In the Wake of the Jomon:
Stone Age Mariners and a Voyage Across the Pacific

Published by International Marine/McGraw Hill

In 1999 and 2000, adventurer Jon Turk and partners sailed a small trimaran and paddled a sea kayak from Japan to Alaska. Paddler Magazine called this voyage: One of the 10 All-Time Greatest Sea Kayak Expeditions. In the Wake of the Jomon tells the story of the modern expedition and looks backward  at Stone Age mariners who paddled these waters over 10,000 years ago. The book asks, “Why did people with primitive stone tools leave their homes in the lush temperate bamboo forests, with salmon in the rivers and deer in the forests to paddle into the frozen Arctic during the Ice Age? Jon argues that to understand our ancestors, we must appreciate their spirituality as well as their pragmatism.  In the Wake of the Jomon combines a modern adventure with an anthropological quest into Stone Age migration, skeletal remains, archaeological mysteries, and the eternal urge to explore.
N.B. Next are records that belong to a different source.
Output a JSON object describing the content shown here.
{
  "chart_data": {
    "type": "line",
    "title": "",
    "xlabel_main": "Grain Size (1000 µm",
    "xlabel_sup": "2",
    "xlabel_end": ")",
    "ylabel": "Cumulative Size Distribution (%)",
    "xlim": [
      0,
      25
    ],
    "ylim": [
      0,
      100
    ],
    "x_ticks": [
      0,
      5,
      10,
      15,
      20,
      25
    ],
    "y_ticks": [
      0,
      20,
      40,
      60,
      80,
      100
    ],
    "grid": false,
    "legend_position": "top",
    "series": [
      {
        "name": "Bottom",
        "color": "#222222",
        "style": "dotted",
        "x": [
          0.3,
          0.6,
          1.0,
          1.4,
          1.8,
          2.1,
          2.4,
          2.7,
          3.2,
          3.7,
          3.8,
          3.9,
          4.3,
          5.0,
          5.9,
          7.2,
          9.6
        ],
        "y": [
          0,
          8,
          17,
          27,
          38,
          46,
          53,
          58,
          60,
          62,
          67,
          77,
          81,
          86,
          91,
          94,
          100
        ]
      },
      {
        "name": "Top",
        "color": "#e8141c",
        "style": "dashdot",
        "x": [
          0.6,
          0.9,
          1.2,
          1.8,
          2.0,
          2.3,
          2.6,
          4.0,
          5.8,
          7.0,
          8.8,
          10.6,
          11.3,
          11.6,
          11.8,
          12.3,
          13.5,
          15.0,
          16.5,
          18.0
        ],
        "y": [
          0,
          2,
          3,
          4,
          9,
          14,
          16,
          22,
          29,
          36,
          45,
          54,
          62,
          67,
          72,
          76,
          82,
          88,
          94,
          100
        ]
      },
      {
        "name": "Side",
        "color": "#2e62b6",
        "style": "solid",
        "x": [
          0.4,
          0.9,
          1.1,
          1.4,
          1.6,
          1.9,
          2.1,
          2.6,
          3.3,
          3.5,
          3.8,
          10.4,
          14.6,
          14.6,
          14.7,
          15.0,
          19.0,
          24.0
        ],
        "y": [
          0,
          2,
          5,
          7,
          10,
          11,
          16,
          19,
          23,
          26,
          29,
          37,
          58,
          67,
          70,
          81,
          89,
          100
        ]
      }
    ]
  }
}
The central theme, and even the title of the book, are based on the premise that Jomon migrants were among the first human settlers to the Western Hemisphere.  Well..... Since the book was published, anthropological studies have gone back and forth, supporting my claim, refuting it, and now returning to some level of support.  That's science.  Does this dialogue make In the Wake of the Jomon obsolete and irrelevant?  I think not.  If you read the book to explore the question, "How did people cross harsh lands to enter into the unknown, and Why?" rather than "Who crossed harsh lands?" the message remains valid and timeless.


Professional Praise

Bureaucrats, faithful companions, grizzlies, ice, and unforgiving northern seas: In the Wake of the Jomon has them all. Turk sailing and paddling trip from Japan to Alaska is a modern-day Kon-Tiki expedition that paints a fascinating portrait of life along Siberian shores. Anyone interested in prehistoric voyages should read this tale of extremely tough adventure in icy waters.
— Brian Fagan, Professor emeritus at UCSB and author of numerous popular anthropology books
Jon Turk is one of today’s boldest, most inquisitive, and most articulate adventurers. His journey by small boat across the North Pacific in the wake of ancient Jomon hunters will make you rethink how humans first populated the Americas and give an understanding of what compelled them – and him – to strike off on so audacious a quest.
— Peter Stark, Author and Correspondent for OUTSIDE MAGAZINE

First Paragraph

"My kayak slid gently off a wave and settled into an eerie calm, sheltered by mesmerizing gray-green walls of water.  A part of me relaxed, even though I knew that this moment of peace was ephemeral.  To windward, the next wave reared higher and steeper than its neighbors.  The wave loomed, then overreached itself and hung above my head.  An instant later, cascading droplets leaped over the precipice and exploded into a growing line of white."


Stone Age Mariners

The Anthropology

"For the past several years, I had been obsessed with two questions: How had Stone Age mariners crossed this northern ocean, and why? The quest had consumed me, but the answers had proved elusive—as I had always known they would—flickering over the next wave top and whispering behind the next headland but always receding, just beyond reach. At night, asleep in ancient campsites, I chased phantoms through dreams, struggling to interpret signs and images. The answers I sought were out there, hidden in the shadows beyond ocean swell or firelight, if only I could see them."


On the open ocean.

On the open ocean.

The Adventure

"A wave reared above me, and I let out the sheet and surfed down its face. I’ve surfed deep-water waves before, but this wave was steeper and faster than anything I had ever experienced. The foam formed behind me and cascaded closer. The boat accelerated, and I cranked the rudder hard to hit the trough obliquely. Despite my efforts, the bow dug in and stalled just as breaking foam slammed into my stern. The boat balanced on its nose, and I lurched forward until I was standing on the rudder pedals. From this perspective, the gray ocean beneath looked dark and shiny; then it churned white. For a harrowing moment, I thought that the WindRider would cartwheel—but it flopped back down, right side up."